Skip to content

Setup Guide for TextEmbed

This guide provides detailed instructions for setting up the TextEmbed server using both PyPI and Docker. Follow the steps below to get started!

📝 Prerequisites

  • Python Version: Ensure you have Python 3.10 or higher installed.
  • Dependencies: Install all required dependencies for the TextEmbed server.

⚙️ Installation via PyPI

  1. Install the required dependencies:

    pip install -U textembed
    
  2. Start the TextEmbed server with your desired models:

    python3 -m textembed.server --models <Model1>,<Model2> --port <Port>
    
  3. For more information and additional options, run:

    python3 -m textembed.server --help
    

🔧 Available Server Options:

  • --models: Comma-separated list of Huggingface models to be used, e.g., <Model1>,<Model2>.
  • --served_model_names: Comma-separated list of names under which the models will be served.
  • --host: The host address where the application will run.
  • --port: The port number where the application will run.
  • --workers: Number of worker processes for batch processing.
  • --batch_size: The batch size for processing requests.
  • --embedding_dtype: The data type for the embeddings (binary, float16, or float32).
  • --api_key: Your API key for authentication (Keep it secure and do not share it with others).

Run TextEmbed using Docker for a more streamlined deployment.

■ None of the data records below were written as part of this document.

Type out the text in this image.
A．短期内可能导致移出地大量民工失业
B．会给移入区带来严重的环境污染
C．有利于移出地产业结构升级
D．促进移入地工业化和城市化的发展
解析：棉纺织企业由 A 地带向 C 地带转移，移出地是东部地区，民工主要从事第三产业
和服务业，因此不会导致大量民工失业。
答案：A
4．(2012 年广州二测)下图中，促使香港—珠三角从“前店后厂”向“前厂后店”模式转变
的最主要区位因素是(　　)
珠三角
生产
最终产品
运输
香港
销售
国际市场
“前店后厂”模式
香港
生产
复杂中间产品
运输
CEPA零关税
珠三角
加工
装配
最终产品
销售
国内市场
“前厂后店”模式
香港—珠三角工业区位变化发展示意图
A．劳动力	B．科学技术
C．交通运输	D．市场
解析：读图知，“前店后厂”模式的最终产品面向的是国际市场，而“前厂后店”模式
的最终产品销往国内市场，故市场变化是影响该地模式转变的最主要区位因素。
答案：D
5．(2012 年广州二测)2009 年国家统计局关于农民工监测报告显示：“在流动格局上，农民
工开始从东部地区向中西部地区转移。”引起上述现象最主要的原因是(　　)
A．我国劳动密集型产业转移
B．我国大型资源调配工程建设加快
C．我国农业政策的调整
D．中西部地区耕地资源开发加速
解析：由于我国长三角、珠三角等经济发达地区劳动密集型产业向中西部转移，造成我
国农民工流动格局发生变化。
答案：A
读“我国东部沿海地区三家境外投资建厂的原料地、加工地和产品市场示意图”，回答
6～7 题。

The Docker image is available on Docker Hub.

  1. Pull the Docker image:

    docker pull kevaldekivadiya/textembed:latest
    
  2. Run the Docker container:

    docker run -p 8000:8000 kevaldekivadiya/textembed:latest --models <Model1>,<Model2> --port <Port>
    
  3. For more information and additional options, run:

    docker run kevaldekivadiya/textembed:latest --help
    

This command displays the help message for the TextEmbed server, detailing the available options and usage instructions.

🌐 Accessing the API

Once the server is running, you can access the API documentation via Swagger UI by navigating to http://localhost:8000/docs in your web browser.

🖼️ Image Embedding Example

TextEmbed now supports generating embeddings for images, such as using the SentenceTransformer CLIP model (sentence-transformers/clip-ViT-B-32).

📷 Steps to Generate Image Embeddings

  1. Convert Image to Base64 String:

    import base64
    
    def image_to_base64(image_path: str) -> str:
        with open(image_path, "rb") as image_file:
            encoded_string = base64.b64encode(image_file.read()).decode('utf-8')
        return encoded_string
    
    image_path = '<IMAGE_PATH>'
    base64_string = image_to_base64(image_path)
    
  2. Make a POST Request to the TextEmbed Server:

    import requests
    
    resp = requests.post(url="http://0.0.0.0:8000/v1/image_embedding", json={
      "input": [
        base64_string
      ],
      "model": "sentence-transformers/clip-ViT-B-32",
      "user": "string"
    })
    
    print(resp.json())
    

📩 Example Request and Response

Request:

{
  "input": [
    "<Base64EncodedImageString>"
  ],
  "model": "sentence-transformers/clip-ViT-B-32",
  "user": "string"
}

Response:

{
  "embeddings": [
    [0.1, 0.2, ..., 0.3]
  ],
  "model": "sentence-transformers/clip-ViT-B-32",
  "user": "string"
}